伊東市の前市長・田久保眞紀 被告をめぐっては、静岡県警が4日、報道機関に虚偽の経歴を伝え掲載させた公職選挙法違反、市長当選後に市の広報誌に虚偽の経歴を記載した上で発行した虚偽公文書作成・同行使等、市議会の百条委員会に正当な理由なく出頭を拒否したほか、証言を拒んだり、求められた記録を提出しなかったりした地方自治法違反の3容疑で静岡地検に追送検しました。

ただ、検察はいずれの容疑についても「嫌疑不十分と判断した」として、10日付ですべて不起訴処分としています。

この点について、テレビ静岡放送の「ただいま!テレビ」に出演した菊地幸夫 弁護士は「警察と検察が集めた証拠からすれば有罪にすることは難しいことではないと思う」との見解を示した上で「罪の数が増えたからといって、有罪になった場合にどんどん刑が重くなるかというとそうではなく、ある程度の相場がある」と述べました。

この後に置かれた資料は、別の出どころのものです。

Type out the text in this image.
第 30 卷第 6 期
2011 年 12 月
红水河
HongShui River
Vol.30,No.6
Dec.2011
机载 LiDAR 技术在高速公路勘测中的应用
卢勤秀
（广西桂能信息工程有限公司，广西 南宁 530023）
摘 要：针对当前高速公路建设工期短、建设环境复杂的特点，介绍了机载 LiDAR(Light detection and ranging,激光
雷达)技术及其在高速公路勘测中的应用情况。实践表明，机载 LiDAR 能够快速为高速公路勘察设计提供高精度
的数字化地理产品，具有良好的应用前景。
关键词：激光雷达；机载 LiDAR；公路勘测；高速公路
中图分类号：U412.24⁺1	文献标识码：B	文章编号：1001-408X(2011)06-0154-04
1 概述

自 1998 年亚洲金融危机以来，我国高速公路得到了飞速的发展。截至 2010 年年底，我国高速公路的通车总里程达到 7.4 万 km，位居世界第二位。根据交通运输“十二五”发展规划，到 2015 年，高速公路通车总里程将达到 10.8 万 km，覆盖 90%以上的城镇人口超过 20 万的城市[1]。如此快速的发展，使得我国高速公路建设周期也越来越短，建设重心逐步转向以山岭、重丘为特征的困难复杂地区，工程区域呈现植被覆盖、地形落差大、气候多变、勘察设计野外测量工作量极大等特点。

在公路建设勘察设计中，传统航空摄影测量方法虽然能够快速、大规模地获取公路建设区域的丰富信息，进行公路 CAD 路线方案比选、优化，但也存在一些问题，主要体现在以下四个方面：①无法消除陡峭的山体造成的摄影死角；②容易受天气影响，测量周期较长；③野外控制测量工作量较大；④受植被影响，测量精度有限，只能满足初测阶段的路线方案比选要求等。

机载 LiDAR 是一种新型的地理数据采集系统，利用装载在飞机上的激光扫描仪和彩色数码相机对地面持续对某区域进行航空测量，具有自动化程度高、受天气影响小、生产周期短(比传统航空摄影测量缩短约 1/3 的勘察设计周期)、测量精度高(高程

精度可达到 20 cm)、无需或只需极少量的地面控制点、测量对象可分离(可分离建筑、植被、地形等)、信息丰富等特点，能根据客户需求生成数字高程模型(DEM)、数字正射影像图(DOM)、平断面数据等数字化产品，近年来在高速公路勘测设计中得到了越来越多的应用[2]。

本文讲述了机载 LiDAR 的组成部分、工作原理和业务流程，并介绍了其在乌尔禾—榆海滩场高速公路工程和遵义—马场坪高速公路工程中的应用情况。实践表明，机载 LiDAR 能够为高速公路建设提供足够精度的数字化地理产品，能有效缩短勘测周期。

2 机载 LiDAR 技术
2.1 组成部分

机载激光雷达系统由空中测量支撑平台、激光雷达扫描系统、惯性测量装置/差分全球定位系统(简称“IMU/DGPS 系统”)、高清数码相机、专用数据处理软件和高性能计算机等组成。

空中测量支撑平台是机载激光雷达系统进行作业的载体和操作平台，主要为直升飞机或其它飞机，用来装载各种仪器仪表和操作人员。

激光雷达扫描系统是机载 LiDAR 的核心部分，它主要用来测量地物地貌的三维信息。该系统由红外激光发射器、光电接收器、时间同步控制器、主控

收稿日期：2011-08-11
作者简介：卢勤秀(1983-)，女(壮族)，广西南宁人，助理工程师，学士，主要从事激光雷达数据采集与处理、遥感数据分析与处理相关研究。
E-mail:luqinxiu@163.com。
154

田久保被告は、実際には除籍されていたにもかかわらず東洋大学法学部卒業と偽った学歴詐称問題に関連し、3月30日に地方自治法違反と有印私文書偽造・同行使の罪で在宅起訴されていて、菊地弁護士は「すでに起訴されている件で有罪に出来る自信が検察にはあるので、それでいいじゃないかと。そこに増やしても、そんなに刑が重くならないのであれば、これで作業を終えた方が手っ取り早いという判断だと思う」と話しています。